What a Marketer Learned During a CVE Curation “Party”
Aug 25, 2020By Stacey Bucklin
When I joined Anaconda as a marketing manager just over a year ago, I was immediately in awe of the incredibly smart and even harder-working people surrounding me. From my seat in the marketing department, I watched our technical teams build and improve upon the powerful data science tools that over 20 million users know and love.
Our commitment to bettering the data science community was quickly apparent. At Anaconda, we passionately champion the value of open-source software. As the originators of Python for data science, the open-source community is at the core of everything we do.
Recently, I was asked to join in a company-wide project that brings additional value to our products and customers. Although I have to admit that I was a bit intimidated at first, I was intrigued to go behind the curtain and learn more about the important work Anaconda does to allow our customers to use open-source with confidence. Here is what I learned.
A cautionary tale
Mistakes and oversights are a fact of life, and writing code is no exception. Just like any other software, open-source software is not immune from vulnerabilities, whether benign or malicious. If an organization is not actively monitoring for and mitigating risk, it is very likely that potentially dangerous vulnerabilities will creep into their models and applications over time.
Unpatched software vulnerabilities have allowed bad actors to execute some of the highest-profile data breaches in the world. Hackers have gained access to extremely sensitive information and caused hundreds of millions of dollars in damages. Many of these breaches, and the associated human and financial impact that occurred as a result, could have been prevented. Vulnerability patches are often available, but they must be identified and implemented in order to be effective.
Clearly, there is value in knowing when and how the applications and code you use are vulnerable to attacks. Armed with this knowledge, you can proactively mitigate damage to users, brands, and the community at large. But where do you start?
Common Vulnerabilities and Exposures (CVEs)
CVEs, or Common Vulnerabilities and Exposures, are software vulnerabilities identified by the National Institute of Standards and Technology (NIST). Each CVE is scored in severity on a scale of 0 to 10 using a formula that takes into account factors such as impact and exploitability. Knowing the CVE scores and details of software enables you to assess its risk and determine if it can be safely used in your environment.
Software vulnerabilities should always be taken seriously, but in many cases, manually chasing down patches, references and release notes can be a time-consuming endeavor that can quickly lead you down the rabbit hole.
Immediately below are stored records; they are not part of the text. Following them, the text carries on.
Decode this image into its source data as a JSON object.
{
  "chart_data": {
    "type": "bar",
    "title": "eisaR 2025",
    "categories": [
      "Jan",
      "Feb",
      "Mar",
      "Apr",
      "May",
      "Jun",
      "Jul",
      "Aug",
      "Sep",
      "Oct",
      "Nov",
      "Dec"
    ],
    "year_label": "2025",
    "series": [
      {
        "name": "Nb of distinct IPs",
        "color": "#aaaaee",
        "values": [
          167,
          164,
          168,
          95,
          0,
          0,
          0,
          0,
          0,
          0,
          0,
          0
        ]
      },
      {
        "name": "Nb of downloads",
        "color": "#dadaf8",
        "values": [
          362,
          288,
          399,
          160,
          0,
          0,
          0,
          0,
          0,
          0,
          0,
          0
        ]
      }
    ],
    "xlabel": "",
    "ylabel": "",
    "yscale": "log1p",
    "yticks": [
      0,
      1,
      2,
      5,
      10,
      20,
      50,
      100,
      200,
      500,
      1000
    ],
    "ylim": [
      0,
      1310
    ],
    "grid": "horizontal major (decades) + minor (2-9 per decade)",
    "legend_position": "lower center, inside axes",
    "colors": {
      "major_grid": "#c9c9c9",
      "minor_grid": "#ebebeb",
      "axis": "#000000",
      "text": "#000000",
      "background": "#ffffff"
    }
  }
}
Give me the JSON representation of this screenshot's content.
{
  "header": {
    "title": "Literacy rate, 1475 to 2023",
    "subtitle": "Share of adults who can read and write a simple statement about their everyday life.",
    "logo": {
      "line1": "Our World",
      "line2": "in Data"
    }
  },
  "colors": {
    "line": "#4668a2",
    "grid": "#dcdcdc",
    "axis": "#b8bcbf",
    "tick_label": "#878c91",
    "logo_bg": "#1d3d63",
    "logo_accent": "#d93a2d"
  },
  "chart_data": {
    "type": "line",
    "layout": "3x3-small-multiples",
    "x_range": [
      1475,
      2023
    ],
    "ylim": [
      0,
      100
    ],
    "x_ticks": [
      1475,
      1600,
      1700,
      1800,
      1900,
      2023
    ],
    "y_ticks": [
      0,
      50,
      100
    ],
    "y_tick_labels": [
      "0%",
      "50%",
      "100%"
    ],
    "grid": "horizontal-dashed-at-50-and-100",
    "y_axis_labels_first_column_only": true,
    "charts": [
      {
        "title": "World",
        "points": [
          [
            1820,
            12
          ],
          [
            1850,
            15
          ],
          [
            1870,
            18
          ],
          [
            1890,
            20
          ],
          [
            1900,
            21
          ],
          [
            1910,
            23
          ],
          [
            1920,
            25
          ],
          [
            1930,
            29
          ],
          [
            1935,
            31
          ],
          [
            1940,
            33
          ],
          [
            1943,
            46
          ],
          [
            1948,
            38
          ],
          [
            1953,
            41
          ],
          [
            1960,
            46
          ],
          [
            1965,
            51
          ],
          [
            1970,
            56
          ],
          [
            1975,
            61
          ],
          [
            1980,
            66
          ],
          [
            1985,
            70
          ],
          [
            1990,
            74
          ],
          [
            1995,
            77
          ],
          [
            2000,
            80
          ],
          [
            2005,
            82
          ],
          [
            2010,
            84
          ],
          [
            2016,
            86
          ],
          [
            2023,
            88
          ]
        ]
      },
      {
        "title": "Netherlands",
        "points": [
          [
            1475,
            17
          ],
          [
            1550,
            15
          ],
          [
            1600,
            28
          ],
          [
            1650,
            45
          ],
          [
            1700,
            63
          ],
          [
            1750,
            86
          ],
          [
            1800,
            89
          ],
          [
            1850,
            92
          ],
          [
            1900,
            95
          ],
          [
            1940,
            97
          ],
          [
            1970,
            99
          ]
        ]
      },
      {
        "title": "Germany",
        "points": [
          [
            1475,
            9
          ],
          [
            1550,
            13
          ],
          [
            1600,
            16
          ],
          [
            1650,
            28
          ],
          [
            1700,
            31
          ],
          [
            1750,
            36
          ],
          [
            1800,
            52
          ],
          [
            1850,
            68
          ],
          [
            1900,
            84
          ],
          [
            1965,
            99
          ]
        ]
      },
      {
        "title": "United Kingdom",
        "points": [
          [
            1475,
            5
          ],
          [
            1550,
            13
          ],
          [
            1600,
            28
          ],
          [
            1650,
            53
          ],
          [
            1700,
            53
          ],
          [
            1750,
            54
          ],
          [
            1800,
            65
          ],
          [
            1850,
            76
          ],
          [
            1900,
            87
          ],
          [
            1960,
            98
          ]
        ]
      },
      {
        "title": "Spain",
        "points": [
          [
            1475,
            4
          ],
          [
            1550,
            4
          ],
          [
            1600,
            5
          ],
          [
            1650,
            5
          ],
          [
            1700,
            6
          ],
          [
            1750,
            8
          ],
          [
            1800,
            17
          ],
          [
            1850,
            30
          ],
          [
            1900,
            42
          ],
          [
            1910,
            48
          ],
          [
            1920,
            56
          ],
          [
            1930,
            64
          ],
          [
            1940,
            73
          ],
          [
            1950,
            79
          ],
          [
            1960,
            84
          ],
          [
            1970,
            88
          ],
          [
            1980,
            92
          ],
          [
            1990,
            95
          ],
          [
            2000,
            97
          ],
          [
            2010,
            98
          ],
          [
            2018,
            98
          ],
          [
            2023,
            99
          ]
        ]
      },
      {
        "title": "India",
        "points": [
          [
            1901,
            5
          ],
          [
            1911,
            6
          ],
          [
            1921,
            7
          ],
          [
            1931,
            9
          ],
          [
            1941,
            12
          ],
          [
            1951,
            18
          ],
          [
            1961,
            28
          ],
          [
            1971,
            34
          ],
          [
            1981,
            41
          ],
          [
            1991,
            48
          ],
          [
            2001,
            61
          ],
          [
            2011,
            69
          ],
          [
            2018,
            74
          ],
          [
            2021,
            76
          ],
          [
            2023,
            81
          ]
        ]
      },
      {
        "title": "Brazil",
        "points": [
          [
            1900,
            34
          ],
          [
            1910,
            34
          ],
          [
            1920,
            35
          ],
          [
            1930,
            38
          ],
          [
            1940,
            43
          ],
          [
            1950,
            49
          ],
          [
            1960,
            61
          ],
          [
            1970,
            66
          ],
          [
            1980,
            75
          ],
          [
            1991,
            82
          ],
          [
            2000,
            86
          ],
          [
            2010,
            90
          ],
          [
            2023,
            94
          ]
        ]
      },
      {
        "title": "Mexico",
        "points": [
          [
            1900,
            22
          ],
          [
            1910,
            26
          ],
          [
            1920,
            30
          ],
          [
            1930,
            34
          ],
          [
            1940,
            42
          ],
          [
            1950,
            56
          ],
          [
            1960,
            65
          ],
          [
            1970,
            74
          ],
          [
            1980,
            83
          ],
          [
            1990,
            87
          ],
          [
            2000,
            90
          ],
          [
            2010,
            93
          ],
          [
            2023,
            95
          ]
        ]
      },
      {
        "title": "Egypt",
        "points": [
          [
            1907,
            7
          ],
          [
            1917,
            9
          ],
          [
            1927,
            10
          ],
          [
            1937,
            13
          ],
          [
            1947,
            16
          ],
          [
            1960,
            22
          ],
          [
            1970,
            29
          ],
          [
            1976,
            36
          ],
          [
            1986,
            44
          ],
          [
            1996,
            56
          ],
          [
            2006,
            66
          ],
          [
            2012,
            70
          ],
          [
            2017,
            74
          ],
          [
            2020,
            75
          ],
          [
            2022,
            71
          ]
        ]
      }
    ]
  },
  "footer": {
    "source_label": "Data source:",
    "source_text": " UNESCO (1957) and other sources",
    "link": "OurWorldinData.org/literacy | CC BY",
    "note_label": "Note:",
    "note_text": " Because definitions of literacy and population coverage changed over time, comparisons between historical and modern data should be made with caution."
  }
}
False positives further complicate the matter. CVE data is often messy, and vulnerabilities may be flagged that in reality have no impact on the code your team is using. These false alerts may seem benign; it’s best to be cautious, right? But consider the fact that many large organizations are inherently risk averse. They often block software that is exposed to CVEs from going into production, meaning false positives can quickly translate into significant monetary impact. (And we haven’t even discussed the topic of false negatives, which could fill an entire blog on its own!)
Suddenly, curating CVE data is not as straightforward as it once seemed. It’s one thing for a single individual to dig into this project and divert valuable attention from revenue-generating activities. It’s another thing entirely for multiple individuals serving on different teams throughout an organization to go through this exercise. Imagine the man-hours (and dollars) invested. As a wise woman once said, “Ain’t nobody got time for that.”
Enabling open-source with confidence
As leaders in the open-source data science community, Anaconda is in a unique position to determine and distribute CVE data related to our packages, and to help our customers manage risk.
In early August, we invited the entire Anaconda team to a full day of CVE curation (really, we called it a “CVE curation party”). Non-technical team members like me shadowed our engineering colleagues, allowing everyone in the company to see first-hand just what goes into chasing down vulnerability data and determining what’s valid and what’s not.
We dove deep into dozens of CVEs associated with our Conda packages to curate the most accurate and relevant data available. Sometimes, this took us to the far reaches of the Internet or to web references from decades ago. It was an eye-opening experience for those of us outside of engineering that aren’t intimately involved with Conda on a daily basis. There’s nothing like hands-on experience to make you appreciate the complexity of a task like CVE curation. I’ll personally never look at CVEs the same way again.
At the end of our day-long event, we had manually curated hundreds of CVEs! And more importantly, everyone in the company has a newfound appreciation for the level of effort that goes into maintaining Conda packages and CVE data.
We’ll continue to pull together the most reliable data available in order to achieve our goal of providing our customers with justifiable information about the security state of the software installed in their Conda environments. Armed with the information our team has curated, Anaconda customers can use open-source with confidence.